Topic Dynamics. To delineate the performance of the observed technological topics, the popularity of each topic, namely the topic’s probability of occurrence based on the technology-related collected documents, is analysed on a yearly basis over the time period from 2008 to 2016 (Fig. 5). However, given the short time period between its establishment and the end of the considered study period, definitive conclusions are not to be deduced. Moreover, it is noted that the number of collected activities during the last three years of the study period present a downward trend (ranging from 1.6 to 2.7 times less activities between 2014 and 2016, in comparison to the average number of activities between 2008 and 2013), due to delays in the registration of the patenting activities.

Fig. 5.
figure 5

Topic evolution based on topic-document probability in Photonics R&D activities, 2008–2016.

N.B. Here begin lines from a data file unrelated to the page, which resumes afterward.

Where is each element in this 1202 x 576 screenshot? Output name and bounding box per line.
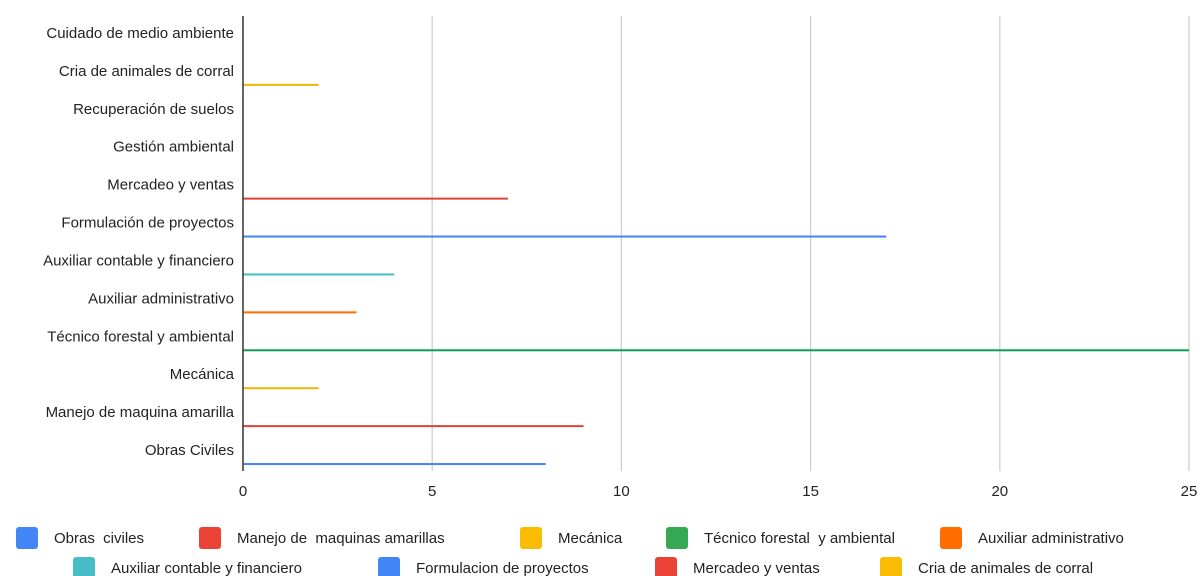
bar-obras-civiles (243, 463, 546, 466)
legend-label-tecnico-forestal-y-ambiental: Técnico forestal y ambiental (704, 530, 895, 547)
legend-label-formulacion-de-proyectos: Formulacion de proyectos (416, 560, 589, 576)
category-label-cria-de-animales-de-corral: Cria de animales de corral (59, 63, 234, 80)
grid-lines (431, 16, 1190, 471)
legend: Obras civiles Manejo de maquinas amarilla… (16, 527, 1124, 576)
x-tick-label: 15 (802, 483, 819, 500)
legend-swatch-auxiliar-administrativo (940, 527, 962, 549)
legend-swatch-auxiliar-contable-y-financiero (73, 557, 95, 576)
bar-tecnico-forestal-y-ambiental (243, 349, 1189, 352)
x-tick-labels: 0 5 10 15 20 25 (239, 483, 1198, 500)
x-tick-label: 25 (1181, 483, 1198, 500)
bar-auxiliar-administrativo (243, 311, 357, 314)
bar-auxiliar-contable-y-financiero (243, 273, 395, 276)
category-label-manejo-de-maquina-amarilla: Manejo de maquina amarilla (46, 404, 235, 421)
category-label-mecanica: Mecánica (170, 366, 235, 383)
legend-swatch-mercadeo-y-ventas (655, 557, 677, 576)
bar-cria-de-animales-de-corral (243, 83, 319, 86)
legend-label-mecanica: Mecánica (558, 530, 623, 547)
legend-label-mercadeo-y-ventas: Mercadeo y ventas (693, 560, 820, 576)
bar-mercadeo-y-ventas (243, 197, 508, 200)
category-label-formulacion-de-proyectos: Formulación de proyectos (61, 215, 234, 232)
x-tick-label: 20 (991, 483, 1008, 500)
category-label-obras-civiles: Obras Civiles (145, 442, 234, 459)
x-tick-label: 10 (613, 483, 630, 500)
legend-label-manejo-de-maquinas-amarillas: Manejo de maquinas amarillas (237, 530, 445, 547)
legend-swatch-manejo-de-maquinas-amarillas (199, 527, 221, 549)
category-label-recuperacion-de-suelos: Recuperación de suelos (73, 101, 234, 118)
legend-swatch-obras-civiles (16, 527, 38, 549)
legend-label-auxiliar-contable-y-financiero: Auxiliar contable y financiero (111, 560, 302, 576)
x-tick-label: 5 (428, 483, 436, 500)
category-label-mercadeo-y-ventas: Mercadeo y ventas (107, 177, 234, 194)
bars (243, 83, 1189, 466)
bar-manejo-de-maquina-amarilla (243, 425, 584, 428)
legend-swatch-formulacion-de-proyectos (378, 557, 400, 576)
category-label-tecnico-forestal-y-ambiental: Técnico forestal y ambiental (47, 328, 234, 345)
bar-formulacion-de-proyectos (243, 235, 887, 238)
category-label-cuidado-de-medio-ambiente: Cuidado de medio ambiente (46, 25, 234, 42)
legend-swatch-cria-de-animales-de-corral (880, 557, 902, 576)
legend-label-obras-civiles: Obras civiles (54, 530, 144, 547)
x-tick-label: 0 (239, 483, 247, 500)
category-labels: Cuidado de medio ambiente Cria de animale… (43, 25, 235, 459)
legend-swatch-tecnico-forestal-y-ambiental (666, 527, 688, 549)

The popularity of the multidisciplinary topic with subdomains regarding applications of fiber optics and waveguides, general optics and lasers (topic 2) is among the highest in the photonics interconnected system. This is corroborated by the high occurrence of the topic, as mentioned in the previous indicator. Moreover, a 15% mean increase in occurrence is shown during the period 2014–2016 in comparison to 2008–2013. A similar interpretation can be proposed also considering the high occurring topic of optical materials applications (topic 6): its mean occurrence increases of 4.8% during the period 2014–2016, after a drop in 2013. Also the topic of photonic devices and of methods of physical foundations occurred rather highly (topic 3, 11% mean occurrence during 2008–2016). In particular, stabilisation is observed after a period of fluctuation and final increase in 2012. The mean low popularity of the technological topic on quantum optics (topic 11, 3% mean occurrence during 2008–2016), after a marginal increasing peak in 2014, confirms the topic’s lower ranking in terms of occurrence that is found in the intertopic map. This variation is marginal and may conceal any trend due to the aforementioned issues of delay in registration and uptake of decisions.

4 Conclusions and Perspectives

The heterogeneity and spatial dimensions of agents and activities within emerging technologies, as well as the complex interactions that develop due to these factors, and the lack of correspondence to standard classifications (industrial or products), demand a methodology that identifies characteristics of the technology and the evolution of their relationships. The presented methodology through community detection and semantic analyses successfully detects not only the established R&D applications of the photonics technology based on collaborations of agents, but most importantly the latent relations of agents that appear in homogeneous groups due to spatial or thematic interactions. The analysis of these dynamic groups’ attributes offers valuable insights, which were not acknowledged without the proposed method. The identified technological pathway and subdomains in conjunction with the yielded observations, provide valuable suggestions for the development of timely and reliable policies.

The perspectives of this ongoing study comprise automatic detection of the corpus to improve topics’ robustness, and semantic analysis within the resulted communities. In particular, the presence of multiple topics within the same community, or the presence of the same specific topic in distant and not else related communities, will be examined. Lastly, the TES methodology will be implemented for the entire complex network of the technology, so as to cover both R&D and non-R&D activities.